For years, women have been becoming more accepting of their bodies, but it is still something that some of us need to work on, including myself. It is hard to love yourself, with the literature and media that surrounds you with size zero ladies in swimsuits. To combat this imagery that seems to follow us, we can choose to pick up books and magazines that specifically don’t show tiny models. This summer, I only want to read books with amazing, plus-sized heroines! Bonus: by supporting authors who write about plus-sized women and girls, we support the ‘all bodies are beautiful‘ movement!
Dumplin’ (and the sequel, Puddin’) by Julie Murphy
The first book I recommend is Dumplin’ (and the sequel, Puddin’) by Julie Murphy. These books center around a small town that holds a beauty contest every year and our main character, who is, of course, plus-sized. When she decides to enter the competition–which has, by the way–an unspoken rule prohibiting ‘fat’ girls, the town is turned upside down. Although already confident, she learns to be more so. She already loves her body, she will rock anything from a plus size casual summer dresses to a swimsuit. Still, she becomes more and more confident throughout the book. This book is especially amazing because the arc isn’t about the character development of the main character. Although she has some quick lessons about acceptance and love, for the most part, she already knows how to love herself and so the book doesn’t center around that. It takes bodily acceptance as a given, not a struggle. It changes the mindset from ‘I should accept my body’ to ‘yeah, of course, I accept myself, I’m beautiful;’ this is a great mindset to have and changed my outlook.
Faith by Jody Housler
The second book is actually the first book of a series, but not just any series. It is Faith by Jody Houser. This book kicks off a comic book series, and just like the comic books of old, they feature a superhero. Unlike the comics of old, this superhero is a plus-sized woman. For any girl who grew up obsessed with superheroes but dejected that none of them looked like her, this series is for you. It features Faith Herbert, your average Clark Kent journalist by day, but a telekinetic superhero clothed in a blue and white jumpsuit by night. This book is fantastic because it doesn’t focus on her being overweight–who cares how much she weighs when she just saved the world? It gives plus-sized girls and women a platform, and it doesn’t make her a hero just for being fat. It’s not a cash grab, and it doesn’t take advantage of the movement for sales! It makes her a hero for saving the world; she just happens to represent plus-sized women and girls everywhere.

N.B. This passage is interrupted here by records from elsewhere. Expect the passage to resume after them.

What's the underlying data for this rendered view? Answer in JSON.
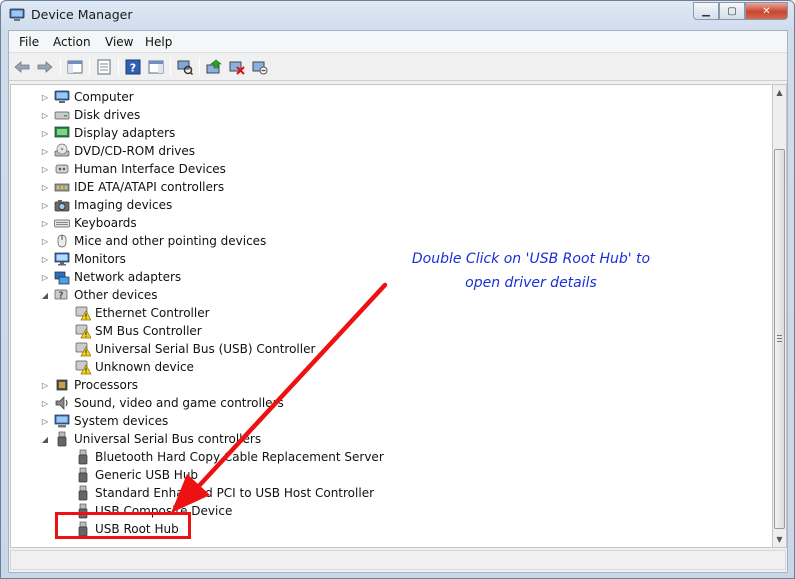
{
  "window": {
    "title": "Device Manager"
  },
  "menu": [
    "File",
    "Action",
    "View",
    "Help"
  ],
  "tree": [
    {
      "label": "Computer",
      "icon": "computer-icon"
    },
    {
      "label": "Disk drives",
      "icon": "disk-drive-icon"
    },
    {
      "label": "Display adapters",
      "icon": "display-adapter-icon"
    },
    {
      "label": "DVD/CD-ROM drives",
      "icon": "dvd-drive-icon"
    },
    {
      "label": "Human Interface Devices",
      "icon": "hid-icon"
    },
    {
      "label": "IDE ATA/ATAPI controllers",
      "icon": "ide-controller-icon"
    },
    {
      "label": "Imaging devices",
      "icon": "camera-icon"
    },
    {
      "label": "Keyboards",
      "icon": "keyboard-icon"
    },
    {
      "label": "Mice and other pointing devices",
      "icon": "mouse-icon"
    },
    {
      "label": "Monitors",
      "icon": "monitor-icon"
    },
    {
      "label": "Network adapters",
      "icon": "network-adapter-icon"
    },
    {
      "label": "Other devices",
      "icon": "unknown-device-icon",
      "expanded": true,
      "children": [
        "Ethernet Controller",
        "SM Bus Controller",
        "Universal Serial Bus (USB) Controller",
        "Unknown device"
      ]
    },
    {
      "label": "Processors",
      "icon": "processor-icon"
    },
    {
      "label": "Sound, video and game controllers",
      "icon": "speaker-icon"
    },
    {
      "label": "System devices",
      "icon": "system-device-icon"
    },
    {
      "label": "Universal Serial Bus controllers",
      "icon": "usb-icon",
      "expanded": true,
      "children": [
        "Bluetooth Hard Copy Cable Replacement Server",
        "Generic USB Hub",
        "Standard Enhanced PCI to USB Host Controller",
        "USB Composite Device",
        "USB Root Hub"
      ]
    }
  ],
  "annotation": {
    "line1": "Double Click on 'USB Root Hub' to",
    "line2": "open driver details",
    "color": "#1a2fd6",
    "arrow_color": "#ee1111"
  }
}
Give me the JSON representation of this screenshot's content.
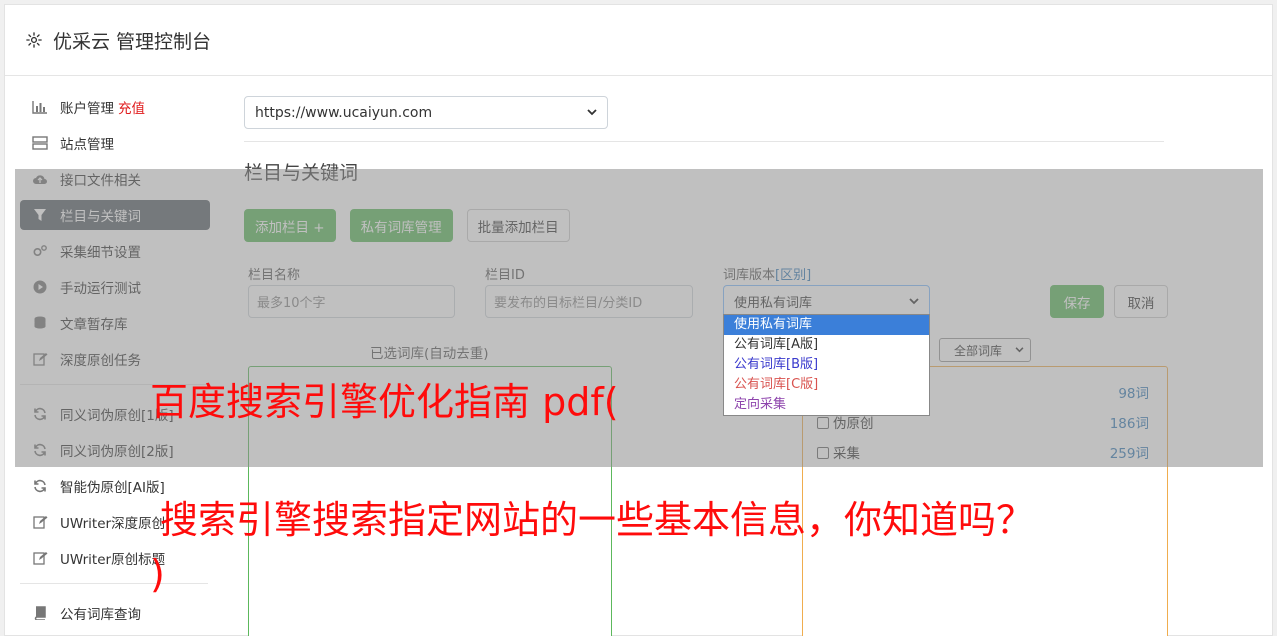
{
  "header": {
    "title": "优采云 管理控制台"
  },
  "sidebar": {
    "items": [
      {
        "label": "账户管理",
        "extra": "充值",
        "icon": "bar-chart-icon"
      },
      {
        "label": "站点管理",
        "icon": "server-icon"
      },
      {
        "label": "接口文件相关",
        "icon": "cloud-upload-icon"
      },
      {
        "label": "栏目与关键词",
        "icon": "filter-icon",
        "active": true
      },
      {
        "label": "采集细节设置",
        "icon": "gears-icon"
      },
      {
        "label": "手动运行测试",
        "icon": "play-circle-icon"
      },
      {
        "label": "文章暂存库",
        "icon": "database-icon"
      },
      {
        "label": "深度原创任务",
        "icon": "edit-icon"
      },
      {
        "label": "同义词伪原创[1版]",
        "icon": "refresh-icon"
      },
      {
        "label": "同义词伪原创[2版]",
        "icon": "refresh-icon"
      },
      {
        "label": "智能伪原创[AI版]",
        "icon": "refresh-icon"
      },
      {
        "label": "UWriter深度原创",
        "icon": "edit-icon"
      },
      {
        "label": "UWriter原创标题",
        "icon": "edit-icon"
      },
      {
        "label": "公有词库查询",
        "icon": "book-icon"
      }
    ]
  },
  "main": {
    "site_select": "https://www.ucaiyun.com",
    "section_title": "栏目与关键词",
    "buttons": {
      "add_column": "添加栏目 +",
      "private_lib": "私有词库管理",
      "batch_add": "批量添加栏目"
    },
    "form": {
      "name_label": "栏目名称",
      "name_placeholder": "最多10个字",
      "id_label": "栏目ID",
      "id_placeholder": "要发布的目标栏目/分类ID",
      "version_label": "词库版本",
      "version_link": "[区别]",
      "version_value": "使用私有词库",
      "save": "保存",
      "cancel": "取消"
    },
    "dropdown_options": [
      {
        "label": "使用私有词库",
        "color": "#ffffff",
        "selected": true
      },
      {
        "label": "公有词库[A版]",
        "color": "#333333"
      },
      {
        "label": "公有词库[B版]",
        "color": "#3a3acd"
      },
      {
        "label": "公有词库[C版]",
        "color": "#d9534f"
      },
      {
        "label": "定向采集",
        "color": "#8e44ad"
      }
    ],
    "selected_lib_title": "已选词库(自动去重)",
    "lib_filter": "全部词库",
    "libs": [
      {
        "name": "",
        "count": "98词"
      },
      {
        "name": "伪原创",
        "count": "186词"
      },
      {
        "name": "采集",
        "count": "259词"
      }
    ]
  },
  "overlay_text": {
    "line1": "百度搜索引擎优化指南 pdf(",
    "line2": "搜索引擎搜索指定网站的一些基本信息，你知道吗？",
    "line3": ")"
  }
}
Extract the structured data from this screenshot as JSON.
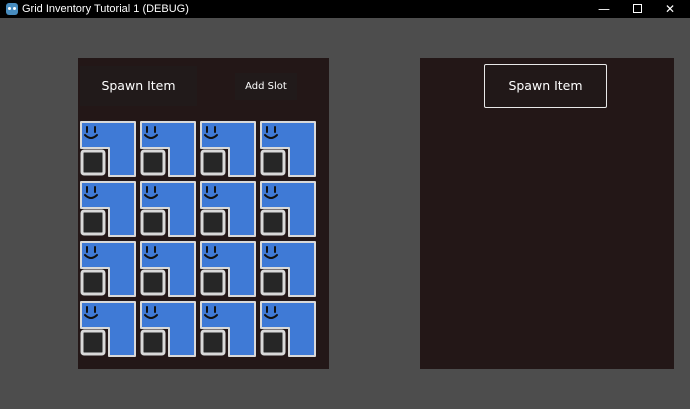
{
  "window": {
    "title": "Grid Inventory Tutorial 1 (DEBUG)",
    "minimize_glyph": "—",
    "close_glyph": "✕"
  },
  "left_panel": {
    "spawn_button_label": "Spawn Item",
    "add_slot_button_label": "Add Slot"
  },
  "right_panel": {
    "spawn_button_label": "Spawn Item"
  },
  "inventory": {
    "rows": 4,
    "columns": 4,
    "item_color": "#3f7ad6",
    "item_face": "smiley-icon"
  },
  "colors": {
    "background": "#4d4d4d",
    "panel": "#231717",
    "slot_border": "#d9d9d9",
    "slot_fill": "#262626"
  }
}
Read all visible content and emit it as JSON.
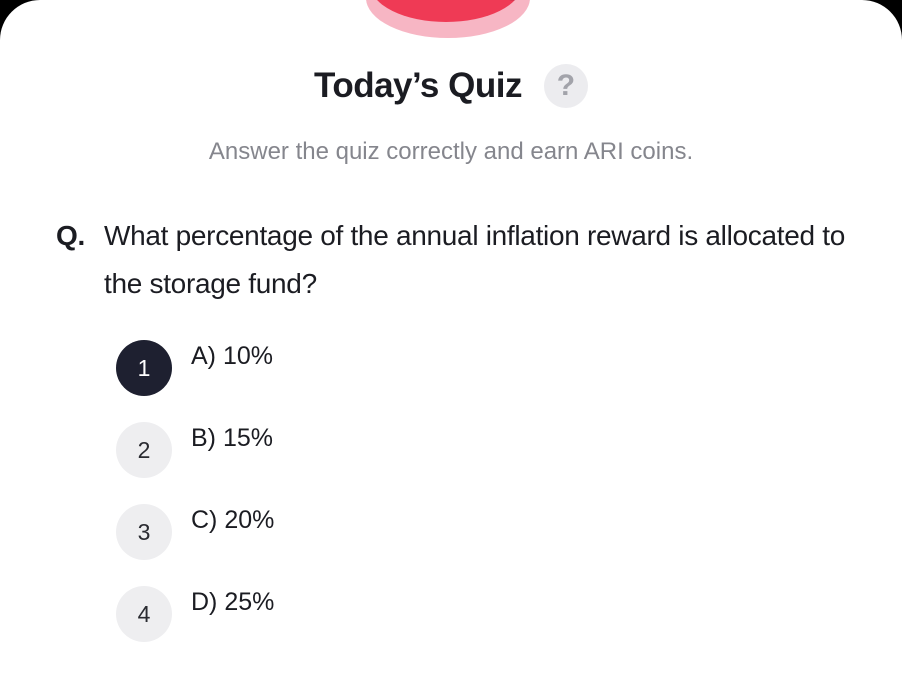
{
  "header": {
    "title": "Today’s Quiz",
    "help_icon_glyph": "?",
    "subtitle": "Answer the quiz correctly and earn ARI coins."
  },
  "question": {
    "prefix": "Q.",
    "text": "What percentage of the annual inflation reward is allocated to the storage fund?"
  },
  "options": [
    {
      "number": "1",
      "label": "A) 10%",
      "selected": true
    },
    {
      "number": "2",
      "label": "B) 15%",
      "selected": false
    },
    {
      "number": "3",
      "label": "C) 20%",
      "selected": false
    },
    {
      "number": "4",
      "label": "D) 25%",
      "selected": false
    }
  ],
  "colors": {
    "background": "#000000",
    "sheet": "#ffffff",
    "title_text": "#1b1c22",
    "subtitle_text": "#85868d",
    "selected_badge": "#1e2030",
    "unselected_badge": "#eeeef0",
    "hero_red": "#ef3a55",
    "hero_pink": "#f7b6c4"
  },
  "icons": {
    "help": "question-mark-icon",
    "hero": "coin-illustration"
  }
}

Eleanor and Park by Rainbow Rowell
This is an old book, but a good one. It features two teenage characters, a boy and a girl, who are both misfits at their school. As the two characters slowly connect, they find themselves through each other and eventually come to accept themselves how they are: misfits, loners, and outcasts. With that description of the plot, you would hardly guess that Eleanor was overweight, which is exactly what is great about this YA novel. It doesn’t add anything or take anything away that Eleanor is overweight. She learns to accept that ‘flaw,’ as she sees it, just as she learns to accept everything else. This happens so rarely–usually, when a character is fat, that’s all she is. The reader meets Eleanor and gets to know her, and while you are aware that she is plus-sized, that doesn’t matter in the end. She is no different from anyone else. That mindset can help many young women who are struggling with their weight learn to accept themselves, too.
There are plenty more books featuring beautiful plus-sized women you can read, and there is more every year. As the movement towards global acceptance and love towards all bodies grows, more and more heroines that we love become plus-sized. Want to add to this movement? All you need to do is support the authors that write these stories. Just by buying or renting and reading, you show the world that plus-sized bodies matter. They matter enough to read about. They matter enough to show up in magazines, in the movies. They matter.